Brasilianerinnen bejubeln den Sieg ihrer Fußball –Nationalmannschaft (© picture-alliance/dpa)

Brasilien hat das 20. Jahrhundert zweifellos mit dem linken Fuß betreten. Um 1900, zwölf Jahre nach der schrittweisen und späten Befreiung der Sklaven, zweifelte Brasilien zutiefst an seiner nationalen Integrität und Identität. Wir waren der Meinung, unser Land kranke an seiner Mischung aus "weißen", gierigen Portugiesen, "primitiven" Indios, die noch in der Steinzeit lebten, und "Schwarzen", die als Sklaven einzig der Arbeit gedient hatten. Unser System war alles andere als stabil, beruhte es doch einzig auf der Ausbeutung von Arbeitskraft; hinzu kam unsere Unfähigkeit, mit dem Reichtum an Bodenschätzen adäquat umzugehen. Unsere Eliten waren klein und aristokratisch und orientierten ihre Bemühungen um politische Veränderungen an Ländern, die sie für weiter fortgeschritten oder in ihrem politischen System für effizienter hielten.
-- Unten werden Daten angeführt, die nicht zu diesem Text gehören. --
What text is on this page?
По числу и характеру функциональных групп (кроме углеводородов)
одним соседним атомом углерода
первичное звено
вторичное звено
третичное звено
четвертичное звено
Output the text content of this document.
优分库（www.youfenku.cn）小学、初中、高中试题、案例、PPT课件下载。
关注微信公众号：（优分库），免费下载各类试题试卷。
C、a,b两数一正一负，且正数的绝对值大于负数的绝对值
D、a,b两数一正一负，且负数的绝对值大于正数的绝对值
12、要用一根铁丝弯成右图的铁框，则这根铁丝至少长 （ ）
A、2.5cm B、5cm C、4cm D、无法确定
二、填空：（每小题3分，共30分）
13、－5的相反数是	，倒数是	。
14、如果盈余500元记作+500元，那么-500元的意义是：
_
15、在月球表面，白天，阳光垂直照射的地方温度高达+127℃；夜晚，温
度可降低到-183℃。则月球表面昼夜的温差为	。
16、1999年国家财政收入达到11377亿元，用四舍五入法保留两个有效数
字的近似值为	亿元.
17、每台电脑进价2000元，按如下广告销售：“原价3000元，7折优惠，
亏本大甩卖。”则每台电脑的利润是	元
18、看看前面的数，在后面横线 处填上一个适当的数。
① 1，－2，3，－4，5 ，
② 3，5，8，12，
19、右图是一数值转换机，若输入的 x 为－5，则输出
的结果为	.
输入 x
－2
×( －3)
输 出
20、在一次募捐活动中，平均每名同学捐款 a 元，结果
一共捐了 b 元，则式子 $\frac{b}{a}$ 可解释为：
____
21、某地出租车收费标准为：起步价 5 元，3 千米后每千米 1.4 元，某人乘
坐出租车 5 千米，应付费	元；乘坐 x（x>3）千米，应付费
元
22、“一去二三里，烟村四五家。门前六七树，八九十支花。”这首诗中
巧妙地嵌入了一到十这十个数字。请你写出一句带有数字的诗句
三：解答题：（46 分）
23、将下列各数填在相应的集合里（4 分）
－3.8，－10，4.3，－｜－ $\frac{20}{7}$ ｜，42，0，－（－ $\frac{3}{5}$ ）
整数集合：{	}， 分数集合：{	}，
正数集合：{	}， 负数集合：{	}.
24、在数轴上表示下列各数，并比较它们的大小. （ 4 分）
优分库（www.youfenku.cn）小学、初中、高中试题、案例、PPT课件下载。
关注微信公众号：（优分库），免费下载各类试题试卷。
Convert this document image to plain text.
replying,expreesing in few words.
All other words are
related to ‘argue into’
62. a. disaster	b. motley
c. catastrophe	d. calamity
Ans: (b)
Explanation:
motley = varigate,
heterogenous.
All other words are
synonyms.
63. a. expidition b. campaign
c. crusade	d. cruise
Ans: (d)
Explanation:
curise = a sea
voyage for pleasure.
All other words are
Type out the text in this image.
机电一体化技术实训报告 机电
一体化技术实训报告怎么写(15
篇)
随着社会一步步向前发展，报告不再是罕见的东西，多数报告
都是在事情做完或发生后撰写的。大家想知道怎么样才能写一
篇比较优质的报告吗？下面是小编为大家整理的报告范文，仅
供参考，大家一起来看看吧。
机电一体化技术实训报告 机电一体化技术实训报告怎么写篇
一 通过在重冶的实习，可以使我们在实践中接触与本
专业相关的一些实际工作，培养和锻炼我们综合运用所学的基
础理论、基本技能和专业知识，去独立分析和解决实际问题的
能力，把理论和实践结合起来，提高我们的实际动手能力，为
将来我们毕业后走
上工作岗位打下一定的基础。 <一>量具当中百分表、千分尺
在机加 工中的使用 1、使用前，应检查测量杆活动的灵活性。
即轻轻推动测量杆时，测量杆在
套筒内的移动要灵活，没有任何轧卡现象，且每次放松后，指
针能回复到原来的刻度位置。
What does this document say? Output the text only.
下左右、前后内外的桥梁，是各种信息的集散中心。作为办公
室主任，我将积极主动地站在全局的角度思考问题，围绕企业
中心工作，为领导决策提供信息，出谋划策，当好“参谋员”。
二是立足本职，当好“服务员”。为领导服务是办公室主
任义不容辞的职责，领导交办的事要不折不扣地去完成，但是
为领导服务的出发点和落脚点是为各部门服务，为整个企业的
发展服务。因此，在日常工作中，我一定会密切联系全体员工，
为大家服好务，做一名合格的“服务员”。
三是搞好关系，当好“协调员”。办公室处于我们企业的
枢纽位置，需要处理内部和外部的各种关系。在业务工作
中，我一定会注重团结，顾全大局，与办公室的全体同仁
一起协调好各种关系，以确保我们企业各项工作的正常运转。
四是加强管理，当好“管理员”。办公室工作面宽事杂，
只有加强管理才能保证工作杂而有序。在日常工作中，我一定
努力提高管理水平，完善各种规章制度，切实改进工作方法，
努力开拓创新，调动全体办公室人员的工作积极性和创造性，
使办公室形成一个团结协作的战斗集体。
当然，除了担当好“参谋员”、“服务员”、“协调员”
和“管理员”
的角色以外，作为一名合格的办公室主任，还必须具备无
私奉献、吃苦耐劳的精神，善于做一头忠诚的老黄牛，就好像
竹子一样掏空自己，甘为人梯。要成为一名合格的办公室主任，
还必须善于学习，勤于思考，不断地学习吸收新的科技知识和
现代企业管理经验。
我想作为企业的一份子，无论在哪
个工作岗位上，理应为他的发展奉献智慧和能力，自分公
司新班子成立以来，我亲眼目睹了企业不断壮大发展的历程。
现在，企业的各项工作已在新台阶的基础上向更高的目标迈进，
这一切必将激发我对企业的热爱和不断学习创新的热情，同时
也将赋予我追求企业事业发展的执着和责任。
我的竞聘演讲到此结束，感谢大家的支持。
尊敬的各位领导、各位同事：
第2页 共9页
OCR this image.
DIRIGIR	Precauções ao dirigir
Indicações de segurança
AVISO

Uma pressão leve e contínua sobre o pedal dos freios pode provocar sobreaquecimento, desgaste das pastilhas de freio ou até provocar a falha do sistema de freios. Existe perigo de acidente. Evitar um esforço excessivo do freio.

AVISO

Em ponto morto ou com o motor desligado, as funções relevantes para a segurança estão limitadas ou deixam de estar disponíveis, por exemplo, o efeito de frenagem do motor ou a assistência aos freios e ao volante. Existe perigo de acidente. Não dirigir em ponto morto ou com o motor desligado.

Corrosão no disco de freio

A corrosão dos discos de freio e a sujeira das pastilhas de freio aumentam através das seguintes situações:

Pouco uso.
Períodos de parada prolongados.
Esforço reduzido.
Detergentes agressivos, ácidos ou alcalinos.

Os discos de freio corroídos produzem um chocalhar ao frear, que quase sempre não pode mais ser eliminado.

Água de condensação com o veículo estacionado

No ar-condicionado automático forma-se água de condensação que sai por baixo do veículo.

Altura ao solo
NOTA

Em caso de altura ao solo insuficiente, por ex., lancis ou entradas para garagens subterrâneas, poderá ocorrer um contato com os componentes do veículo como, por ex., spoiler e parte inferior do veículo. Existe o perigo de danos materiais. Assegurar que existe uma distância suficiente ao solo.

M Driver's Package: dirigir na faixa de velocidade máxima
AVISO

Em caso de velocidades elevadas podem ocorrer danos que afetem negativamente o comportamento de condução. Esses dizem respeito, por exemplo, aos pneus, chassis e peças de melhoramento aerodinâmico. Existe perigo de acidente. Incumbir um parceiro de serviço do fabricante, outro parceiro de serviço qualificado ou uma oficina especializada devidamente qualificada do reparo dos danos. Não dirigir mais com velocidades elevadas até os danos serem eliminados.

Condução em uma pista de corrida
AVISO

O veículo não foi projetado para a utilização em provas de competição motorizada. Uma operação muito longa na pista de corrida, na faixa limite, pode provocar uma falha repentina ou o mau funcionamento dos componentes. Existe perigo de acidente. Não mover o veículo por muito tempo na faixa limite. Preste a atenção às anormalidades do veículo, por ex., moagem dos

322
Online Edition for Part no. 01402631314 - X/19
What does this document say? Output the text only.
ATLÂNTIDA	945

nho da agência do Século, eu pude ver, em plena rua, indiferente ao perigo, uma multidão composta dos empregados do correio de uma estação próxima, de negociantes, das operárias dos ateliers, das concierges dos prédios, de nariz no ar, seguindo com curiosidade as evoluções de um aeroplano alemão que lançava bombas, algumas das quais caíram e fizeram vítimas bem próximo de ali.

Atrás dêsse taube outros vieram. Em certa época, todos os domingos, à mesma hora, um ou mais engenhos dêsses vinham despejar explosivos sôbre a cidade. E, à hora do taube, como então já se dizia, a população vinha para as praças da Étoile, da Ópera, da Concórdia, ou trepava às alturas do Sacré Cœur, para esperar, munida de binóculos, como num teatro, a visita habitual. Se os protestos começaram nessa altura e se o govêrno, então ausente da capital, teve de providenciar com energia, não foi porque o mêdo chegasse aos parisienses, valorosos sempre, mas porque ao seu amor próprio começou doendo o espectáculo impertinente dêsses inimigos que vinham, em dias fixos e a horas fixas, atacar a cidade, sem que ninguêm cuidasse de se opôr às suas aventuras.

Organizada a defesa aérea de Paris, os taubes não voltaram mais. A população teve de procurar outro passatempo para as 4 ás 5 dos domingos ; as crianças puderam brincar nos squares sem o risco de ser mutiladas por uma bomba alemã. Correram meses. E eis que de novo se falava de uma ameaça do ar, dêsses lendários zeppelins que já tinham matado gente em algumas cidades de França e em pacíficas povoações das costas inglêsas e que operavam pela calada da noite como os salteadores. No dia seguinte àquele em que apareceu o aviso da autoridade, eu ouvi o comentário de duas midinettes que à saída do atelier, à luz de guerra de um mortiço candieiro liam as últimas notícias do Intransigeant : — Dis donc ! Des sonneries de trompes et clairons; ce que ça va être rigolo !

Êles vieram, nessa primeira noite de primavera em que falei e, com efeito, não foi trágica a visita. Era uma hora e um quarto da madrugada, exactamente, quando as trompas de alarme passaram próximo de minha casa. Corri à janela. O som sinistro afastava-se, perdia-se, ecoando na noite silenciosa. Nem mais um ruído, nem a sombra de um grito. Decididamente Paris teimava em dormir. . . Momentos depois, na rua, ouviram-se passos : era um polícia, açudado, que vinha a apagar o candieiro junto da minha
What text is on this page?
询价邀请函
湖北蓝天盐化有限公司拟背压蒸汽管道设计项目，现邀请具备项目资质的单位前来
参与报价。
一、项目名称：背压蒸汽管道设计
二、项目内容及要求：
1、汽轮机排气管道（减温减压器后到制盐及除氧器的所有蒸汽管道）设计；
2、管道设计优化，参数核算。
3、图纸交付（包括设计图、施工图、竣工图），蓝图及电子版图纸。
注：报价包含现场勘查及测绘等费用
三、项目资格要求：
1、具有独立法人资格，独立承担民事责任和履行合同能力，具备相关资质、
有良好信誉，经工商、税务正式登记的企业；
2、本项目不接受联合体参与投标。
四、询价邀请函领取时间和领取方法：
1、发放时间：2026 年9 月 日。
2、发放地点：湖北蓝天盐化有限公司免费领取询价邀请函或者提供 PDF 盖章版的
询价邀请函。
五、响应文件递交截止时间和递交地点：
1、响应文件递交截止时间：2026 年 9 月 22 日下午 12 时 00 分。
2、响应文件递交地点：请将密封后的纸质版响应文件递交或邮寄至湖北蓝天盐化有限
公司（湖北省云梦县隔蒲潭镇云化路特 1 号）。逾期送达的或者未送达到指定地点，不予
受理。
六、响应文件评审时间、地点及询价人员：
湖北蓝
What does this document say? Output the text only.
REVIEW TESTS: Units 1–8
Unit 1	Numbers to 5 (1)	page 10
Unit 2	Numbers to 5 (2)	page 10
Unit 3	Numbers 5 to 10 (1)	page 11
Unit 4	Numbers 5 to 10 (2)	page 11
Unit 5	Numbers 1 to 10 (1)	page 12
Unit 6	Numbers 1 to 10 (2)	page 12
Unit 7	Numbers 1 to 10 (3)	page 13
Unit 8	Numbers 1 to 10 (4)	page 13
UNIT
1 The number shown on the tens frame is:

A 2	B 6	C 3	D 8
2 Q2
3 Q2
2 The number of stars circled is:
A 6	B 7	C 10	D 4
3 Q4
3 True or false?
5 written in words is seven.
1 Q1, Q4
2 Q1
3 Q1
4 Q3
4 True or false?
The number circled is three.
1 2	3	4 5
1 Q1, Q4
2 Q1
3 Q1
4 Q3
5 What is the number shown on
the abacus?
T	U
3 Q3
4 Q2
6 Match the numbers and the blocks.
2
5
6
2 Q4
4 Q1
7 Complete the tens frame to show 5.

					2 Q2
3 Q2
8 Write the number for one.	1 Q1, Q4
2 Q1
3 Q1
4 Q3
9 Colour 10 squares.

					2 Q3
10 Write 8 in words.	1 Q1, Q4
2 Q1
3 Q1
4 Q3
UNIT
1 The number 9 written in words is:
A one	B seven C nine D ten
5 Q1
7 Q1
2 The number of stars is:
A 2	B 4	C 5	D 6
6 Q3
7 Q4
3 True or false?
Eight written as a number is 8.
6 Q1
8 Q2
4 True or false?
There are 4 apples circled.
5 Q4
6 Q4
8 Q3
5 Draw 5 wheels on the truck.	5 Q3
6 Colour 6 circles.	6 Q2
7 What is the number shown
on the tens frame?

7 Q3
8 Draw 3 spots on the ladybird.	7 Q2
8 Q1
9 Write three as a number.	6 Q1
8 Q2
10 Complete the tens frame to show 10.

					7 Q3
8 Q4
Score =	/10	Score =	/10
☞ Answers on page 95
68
In der politischen Vorstellung der Brasilianer war einzig der Staat als Protagonist von Macht und Machtwechsel denkbar, und nicht etwa die Gesellschaft. Ich vermute, dass diese Fokussierung auf den Staat als Hauptakteur auf der Vorstellung einer allmächtigen Staatsgewalt und der gleichzeitigen Unterschätzung der Macht (und des Widerstandspotenzials) einer Gesellschaft und ihrer Werte beruht. Da die Brasilianer keine Vorstellung von der Macht hatten, die sozialen Beziehungen, Religion und Kultur innewohnt, und sich an "fremden" Modellen orientierten, konnten sie den "brasilianischen Weg" nur als "falsch", ihr Land als rückständig, krank und fehlerhaft beurteilen. Unser größtes Manko war allerdings nicht behebbar, schon gar nicht mit Gesetzen, die man sich anderswo abgeschaut hatte: Brasilien war eine hybride Gesellschaft, in der sich Kulturen und Ethnien mischten, statt wie in anderen Ländern schön säuberlich voneinander getrennt zu koexistieren, sie lebten zusammen, gingen Beziehungen ein und brachten Menschen hervor, die mit den klassischen "Rassen"-Termini nicht zu erfassen waren. Kurz: Nach Meinung der Brasilianer war in Brasilien nichts, wie es sein sollte, alles musste erst noch in die richtigen Bahnen gelenkt werden.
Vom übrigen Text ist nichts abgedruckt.